The overall goal of the project is to increase the circularity of offshore wind farms. It is well recognised that wind energy emits far fewer greenhouse gases compared to fossil fuel power generation. However, the vast growth expected for the industry requires us to find solutions to its increasing emissions and environmental impacts.
SURFACE will achieve this and focuses on impactful topics where pragmatic system solutions are within reach for both operating (before 2030) and also new to be built wind farms.

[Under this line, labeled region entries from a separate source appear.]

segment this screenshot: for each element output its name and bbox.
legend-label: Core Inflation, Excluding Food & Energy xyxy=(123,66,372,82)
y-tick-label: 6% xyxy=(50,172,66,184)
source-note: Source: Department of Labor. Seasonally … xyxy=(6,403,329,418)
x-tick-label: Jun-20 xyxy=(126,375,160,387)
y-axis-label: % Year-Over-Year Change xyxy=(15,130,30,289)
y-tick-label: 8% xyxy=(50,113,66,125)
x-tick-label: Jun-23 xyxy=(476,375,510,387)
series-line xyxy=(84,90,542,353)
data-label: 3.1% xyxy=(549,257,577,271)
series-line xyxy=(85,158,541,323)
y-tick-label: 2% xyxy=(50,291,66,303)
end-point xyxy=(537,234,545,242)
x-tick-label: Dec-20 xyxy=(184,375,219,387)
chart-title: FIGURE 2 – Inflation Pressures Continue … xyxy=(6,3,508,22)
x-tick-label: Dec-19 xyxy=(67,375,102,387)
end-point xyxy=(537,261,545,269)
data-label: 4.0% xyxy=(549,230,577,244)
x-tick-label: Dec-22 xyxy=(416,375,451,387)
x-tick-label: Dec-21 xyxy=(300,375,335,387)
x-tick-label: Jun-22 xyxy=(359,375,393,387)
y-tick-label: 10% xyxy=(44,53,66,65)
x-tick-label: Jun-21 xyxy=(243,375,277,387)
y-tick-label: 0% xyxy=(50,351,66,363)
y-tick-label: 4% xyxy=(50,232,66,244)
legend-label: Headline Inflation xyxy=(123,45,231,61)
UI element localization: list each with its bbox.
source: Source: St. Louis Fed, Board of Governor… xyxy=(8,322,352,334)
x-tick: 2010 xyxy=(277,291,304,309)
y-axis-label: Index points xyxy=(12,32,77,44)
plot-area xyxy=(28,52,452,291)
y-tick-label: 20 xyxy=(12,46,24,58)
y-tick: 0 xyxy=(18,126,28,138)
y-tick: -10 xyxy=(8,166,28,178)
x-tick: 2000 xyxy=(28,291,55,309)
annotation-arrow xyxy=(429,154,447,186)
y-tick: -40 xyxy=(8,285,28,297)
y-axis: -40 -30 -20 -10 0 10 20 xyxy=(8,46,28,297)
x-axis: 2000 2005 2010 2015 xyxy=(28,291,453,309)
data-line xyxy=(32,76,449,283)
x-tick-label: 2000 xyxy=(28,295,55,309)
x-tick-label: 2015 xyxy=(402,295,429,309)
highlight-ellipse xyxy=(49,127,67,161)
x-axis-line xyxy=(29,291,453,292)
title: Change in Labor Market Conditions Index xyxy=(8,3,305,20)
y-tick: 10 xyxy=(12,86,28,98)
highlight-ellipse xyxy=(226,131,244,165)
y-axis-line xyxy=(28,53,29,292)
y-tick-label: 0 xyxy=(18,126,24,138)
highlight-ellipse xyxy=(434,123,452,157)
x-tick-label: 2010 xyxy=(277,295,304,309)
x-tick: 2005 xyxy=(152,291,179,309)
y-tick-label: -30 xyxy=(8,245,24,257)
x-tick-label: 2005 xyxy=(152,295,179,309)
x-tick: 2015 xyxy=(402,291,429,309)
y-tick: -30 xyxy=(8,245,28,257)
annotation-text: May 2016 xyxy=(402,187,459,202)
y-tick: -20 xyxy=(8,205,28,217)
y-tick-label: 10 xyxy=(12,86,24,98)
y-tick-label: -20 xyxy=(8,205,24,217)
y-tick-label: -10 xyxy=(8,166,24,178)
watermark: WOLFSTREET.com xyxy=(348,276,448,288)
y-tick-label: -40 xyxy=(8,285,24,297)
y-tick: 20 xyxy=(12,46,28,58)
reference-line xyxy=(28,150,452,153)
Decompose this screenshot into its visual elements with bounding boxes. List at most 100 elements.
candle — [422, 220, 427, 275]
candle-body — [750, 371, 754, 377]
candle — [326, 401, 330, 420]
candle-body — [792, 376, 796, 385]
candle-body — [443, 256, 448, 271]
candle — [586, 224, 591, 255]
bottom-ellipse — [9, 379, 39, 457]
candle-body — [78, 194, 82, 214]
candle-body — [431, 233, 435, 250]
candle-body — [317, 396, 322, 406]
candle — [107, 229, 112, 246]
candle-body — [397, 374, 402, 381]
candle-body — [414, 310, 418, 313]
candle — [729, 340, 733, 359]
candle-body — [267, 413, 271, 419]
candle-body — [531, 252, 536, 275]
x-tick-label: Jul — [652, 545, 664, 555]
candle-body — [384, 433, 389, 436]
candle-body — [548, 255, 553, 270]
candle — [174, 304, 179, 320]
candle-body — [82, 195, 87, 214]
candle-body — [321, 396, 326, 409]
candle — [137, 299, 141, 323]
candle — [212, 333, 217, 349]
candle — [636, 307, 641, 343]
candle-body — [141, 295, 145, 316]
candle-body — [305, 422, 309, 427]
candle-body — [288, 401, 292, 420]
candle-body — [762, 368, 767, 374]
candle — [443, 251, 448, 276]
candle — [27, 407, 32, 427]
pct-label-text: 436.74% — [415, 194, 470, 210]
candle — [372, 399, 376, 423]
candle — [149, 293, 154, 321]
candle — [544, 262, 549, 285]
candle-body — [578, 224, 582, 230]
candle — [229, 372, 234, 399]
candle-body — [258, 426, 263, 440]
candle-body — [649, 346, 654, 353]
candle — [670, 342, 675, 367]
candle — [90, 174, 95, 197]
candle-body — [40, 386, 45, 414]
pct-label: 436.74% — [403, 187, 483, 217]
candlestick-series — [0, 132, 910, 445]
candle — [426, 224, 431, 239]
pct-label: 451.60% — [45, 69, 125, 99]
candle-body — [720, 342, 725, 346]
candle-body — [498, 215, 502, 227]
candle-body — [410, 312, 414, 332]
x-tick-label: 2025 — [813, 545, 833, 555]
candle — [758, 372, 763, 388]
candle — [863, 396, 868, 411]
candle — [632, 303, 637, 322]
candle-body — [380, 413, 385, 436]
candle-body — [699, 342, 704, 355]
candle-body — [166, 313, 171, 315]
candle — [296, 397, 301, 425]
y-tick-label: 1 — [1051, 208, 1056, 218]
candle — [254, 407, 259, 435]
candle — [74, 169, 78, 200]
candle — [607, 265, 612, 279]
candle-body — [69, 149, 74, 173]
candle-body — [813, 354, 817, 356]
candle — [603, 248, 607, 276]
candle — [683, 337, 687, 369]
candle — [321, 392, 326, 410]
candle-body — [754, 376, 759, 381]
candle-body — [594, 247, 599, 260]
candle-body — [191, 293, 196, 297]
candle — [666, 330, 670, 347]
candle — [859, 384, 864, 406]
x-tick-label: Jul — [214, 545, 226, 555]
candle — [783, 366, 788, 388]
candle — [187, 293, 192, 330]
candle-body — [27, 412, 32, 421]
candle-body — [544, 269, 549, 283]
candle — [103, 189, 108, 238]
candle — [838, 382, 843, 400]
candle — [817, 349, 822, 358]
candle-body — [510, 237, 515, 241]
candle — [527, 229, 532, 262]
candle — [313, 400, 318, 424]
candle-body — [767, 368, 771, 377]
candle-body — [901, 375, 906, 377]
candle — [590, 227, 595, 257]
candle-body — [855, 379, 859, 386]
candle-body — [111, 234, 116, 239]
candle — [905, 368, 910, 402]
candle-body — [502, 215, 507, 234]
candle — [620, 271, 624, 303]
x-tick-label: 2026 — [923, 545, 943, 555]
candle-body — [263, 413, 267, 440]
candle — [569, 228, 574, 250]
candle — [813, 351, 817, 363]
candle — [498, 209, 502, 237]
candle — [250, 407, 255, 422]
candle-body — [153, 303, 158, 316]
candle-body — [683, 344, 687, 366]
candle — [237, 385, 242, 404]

Offshore wind energy has moved rapidly from a young aspiring renewable energy source to a cornerstone of our energy transition. For offshore wind energy by 2050, 26 times the additional capacity needs to be installed than the current install base to meet our targets. Not only the number of wind turbines will increase, but also larger turbines will be installed with vast composite and steel structures. The largest turbine today in the market is already rated at 12 MW with a rotor diameter of 220 meters. The scale and speed at which wind farms are going to be built are unprecedented. Vast quantities of raw materials will be needed. For context, the amount of composite material used for one 12 MW wind turbine is in the order of 160 tonnes, and the amount of steel 2,845 tons (including monopile). Scaled up to a typical 750 MW wind farm this equates to over 10,000 tonnes of composite and almost 180,000 tonnes of steel respectively. Operating such a wind farm with fossil fuel-based vessels for installation and maintenance equates to a CO2 emission of more than 7,000 tonnes-eq per year.
Our energy transition ambitions can be realised; however, we also need to recognise quickly as a sector that we must become even more sustainable. Only by thinking and acting circularly, a truly sustainable and socially thought-leading industry can be realised.
The project will explore various solutions for different aspects of the offshore wind value chain: circular blades and remanufacturing, sustainable operations and decommissioning, and integration with nature.
The 4-year project – if and once the subsidy is granted – is coordinated by TNO and has currently 22 project partners, of which 7 GROW partners.